Union tears apart fabric of industry

The Textile Clothing and Footwear Union just don't get it!  The icon Australian clothing company Fletcher Jones has announced that, after 70 years, it will close their local manufacturing operations in Warrnambool, Victoria and Mt Gambia, South Australia.  In response, the union has accused Fletcher Jones of being un-Australian motivated only by higher profits, and by implication guilty of incompetent management.

What the union doesn't get is that, if any alleged managerial deficiencies exist, they are at least in part directly attributable to the union campaigns and regulations that flow from the campaigns.  The union movement across most sectors barely recognises the link between its activities, labour regulation and managerial competency.

The clothing manufacturing award is the only major Australian award that has not been subject to award simplification under the Workplace Relations Act.  It is long, hugely complex and constraining on management decisions.  Among its many clauses, it dictates rates to be paid, for example on the sewing of a button, determines how, when and if contracting out can occur and requires extensive reporting of activities to the union.

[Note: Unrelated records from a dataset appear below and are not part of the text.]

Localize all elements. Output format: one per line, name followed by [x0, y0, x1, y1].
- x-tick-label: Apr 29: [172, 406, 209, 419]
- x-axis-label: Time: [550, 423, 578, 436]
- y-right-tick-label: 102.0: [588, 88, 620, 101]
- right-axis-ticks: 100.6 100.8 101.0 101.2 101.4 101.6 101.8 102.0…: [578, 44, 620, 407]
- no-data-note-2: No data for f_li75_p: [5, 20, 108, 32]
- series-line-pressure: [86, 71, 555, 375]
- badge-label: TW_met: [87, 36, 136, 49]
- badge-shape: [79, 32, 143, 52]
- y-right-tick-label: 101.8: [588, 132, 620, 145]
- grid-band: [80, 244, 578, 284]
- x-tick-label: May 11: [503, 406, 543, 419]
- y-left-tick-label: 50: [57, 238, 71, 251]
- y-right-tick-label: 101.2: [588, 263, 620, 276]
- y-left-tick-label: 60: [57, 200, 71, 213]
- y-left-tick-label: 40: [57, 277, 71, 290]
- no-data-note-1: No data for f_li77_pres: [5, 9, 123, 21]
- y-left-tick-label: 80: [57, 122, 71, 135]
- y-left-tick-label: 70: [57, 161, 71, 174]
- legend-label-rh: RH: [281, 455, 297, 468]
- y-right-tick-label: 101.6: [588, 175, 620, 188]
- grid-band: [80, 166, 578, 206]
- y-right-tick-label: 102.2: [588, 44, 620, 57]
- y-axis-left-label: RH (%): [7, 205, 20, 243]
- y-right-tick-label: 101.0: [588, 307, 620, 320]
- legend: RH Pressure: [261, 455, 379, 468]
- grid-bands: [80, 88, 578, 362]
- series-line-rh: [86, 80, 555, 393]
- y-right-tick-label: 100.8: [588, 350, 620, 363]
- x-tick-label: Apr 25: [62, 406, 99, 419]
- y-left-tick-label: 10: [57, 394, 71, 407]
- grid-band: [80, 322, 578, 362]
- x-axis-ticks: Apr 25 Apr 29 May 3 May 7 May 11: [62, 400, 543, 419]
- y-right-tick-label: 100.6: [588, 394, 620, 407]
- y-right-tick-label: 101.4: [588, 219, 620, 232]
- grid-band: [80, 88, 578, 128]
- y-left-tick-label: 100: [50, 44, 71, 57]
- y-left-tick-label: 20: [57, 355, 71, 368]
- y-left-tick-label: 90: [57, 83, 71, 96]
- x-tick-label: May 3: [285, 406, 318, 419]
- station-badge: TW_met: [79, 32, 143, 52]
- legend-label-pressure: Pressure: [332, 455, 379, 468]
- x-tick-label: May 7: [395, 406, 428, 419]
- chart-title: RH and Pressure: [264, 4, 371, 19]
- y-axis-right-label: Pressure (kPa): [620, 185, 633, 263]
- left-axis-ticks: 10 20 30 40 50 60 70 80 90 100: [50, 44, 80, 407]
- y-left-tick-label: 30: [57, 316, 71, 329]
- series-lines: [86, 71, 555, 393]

Running parallel to the award is outworker legislation in New South Wales and Victoria, which largely mirrors the complex award but goes further by controlling contracts between manufacturers and retailers, including extensive reporting to the union of contract details.

Supporting this industry controlling regulation is perhaps the most successful business intimidation campaign conducted in Australia, run by the union, heavily funded by state governments and co-ordinated with church and other groups.

The end result is the systemic destruction of entrepreneurial management flair within the industry.  The clothing sector in Australia now no longer cares about manufacturing locally because any entrepreneurial effort cannot produce results, given the risks posed by destructive regulation and brand attack.  The clothing sector is resigned to a future where some design is done locally and all manufacturing done off shore.  The manufacturing management capacity has been stripped from the industry.

The union blames tariff elimination.  They don't understand that domestic clothing manufacturing could have a future but only if management and entrepreneurship is free wheeling within the structures of normal commercial regulations.  The destruction of management capacity through labour regulation that has nothing to do with workers' rights destroys creative entrepreneurship.  Consequently, say goodbye to the industry and jobs!

It's this, that perhaps more than anything else, that has motivated the major industry association, such as Australian Chamber of Commerce and Industry, Australian Industry Group, Australian Mines and Metals Association, Housing Industry Association and the Business Council of Australia to express concern with the federal ALP industrial relations policy.  Each of these industry associations understands that for businesses and industries to prosper entrepreneurship and management capacity must be maximised.